One more loop to go. Mary snuck a look at her cake, declared it "gorgeous" and I scolded her for trying to jinx her ride. I'd had to borrow a t-shirt as the day warmed up, as all I'd packed was layer after layer of clothing one would want to be wearing when it was cold and raining. Ah, New Jersey!
The last loop was a familiar one, and we were looking forward to it being over. Cocktails and celebrations and hot showers and laughter in camp -- we knew what awaited us, we just needed to "git 'er done." And that we did. We were behind two other horses on the trail, who we kept coming upon, we had plenty of horse we knew, but we stayed behind. Race for what would be sixteenth and seventeenth, or something like that? Nah. We backed off and enjoyed (?!) the last of those miles, celebrating with true glee as we hit the trail back to camp (finally!), high fiving as we crossed the finish (not too much elation, we knew we needed to vet the boys through). Mary teased me about "elevating" Ned to the 75, which I declined after much consideration and contemplation, explaining that sadly, there was no "elevator" option for this ride, as much as nothing would please me more than another 25 miles in the sand.
Mary insisted on combing out Hawk's tail before presenting him for his final vetting, though Zoe and I would allow only speed-combing, ever-aware that horses who turn 20 on Tuesday should not stand around at the finish of a 50 and postpone the final trot out until such time that their body reminds them that they are indeed hitting their second decade. Off to be vetted, where Hawk gained his much-anticipated completion, tears and hugs and pats all around, then back to his paddock where he ate and ate and then napped and napped (no doubt certain he was going out the next morning, as he had so many times in NJ before, sometimes three days in a row).
Showers and snacks and a walk for Ned and Hawk, where Hawk dragged Zoe around in true Hawk-fashion. And a celebration after dinner, complete with champagne and cake and giddy laughter and politically incorrect conversation and a speech from Mary, summing up her 5K AERC miles with Hawk and their 10 years competing together.
Then an even more tear-jerking celebration of the life of another Mary -- Mary Lutz, a USEF champion for international endurance, to whom the ride was dedicated-- who died on her 55th birthday while out celebrating the special day on her favorite horse -- no better way to go for those of us who love and live for horses.

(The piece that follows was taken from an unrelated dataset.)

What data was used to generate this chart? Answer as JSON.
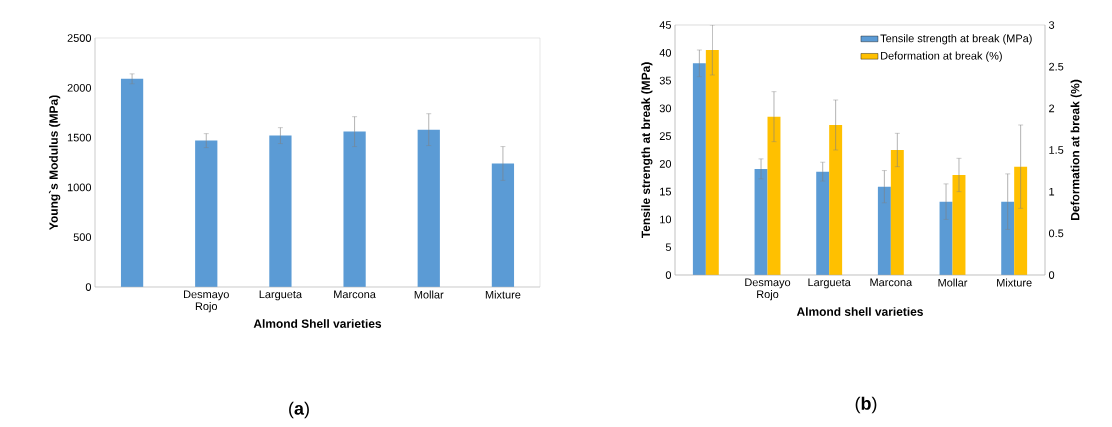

Then overnight the rains came. Hawk pouted a bit, wondering if he'd be heading back out on the trail, and lept joyously into the rig behind Ned, not quite believing, I'm sure, that he was really done for the weekend. For a lifetime. He'd have headed back out on that trail, head high, attitude fully intact, fortified by the "pitter patter" of hooves behind him and the attitude that has made him such a remarkable horse in our sport.
But he didn't have to.
Congratulations Mary and Hawk! It has been a supreme honor and a privilege, and I look forward to regaling the tales (embellished of course) of hitting the trail with the Mighty Morgan and Mary, true legends, for many, many years.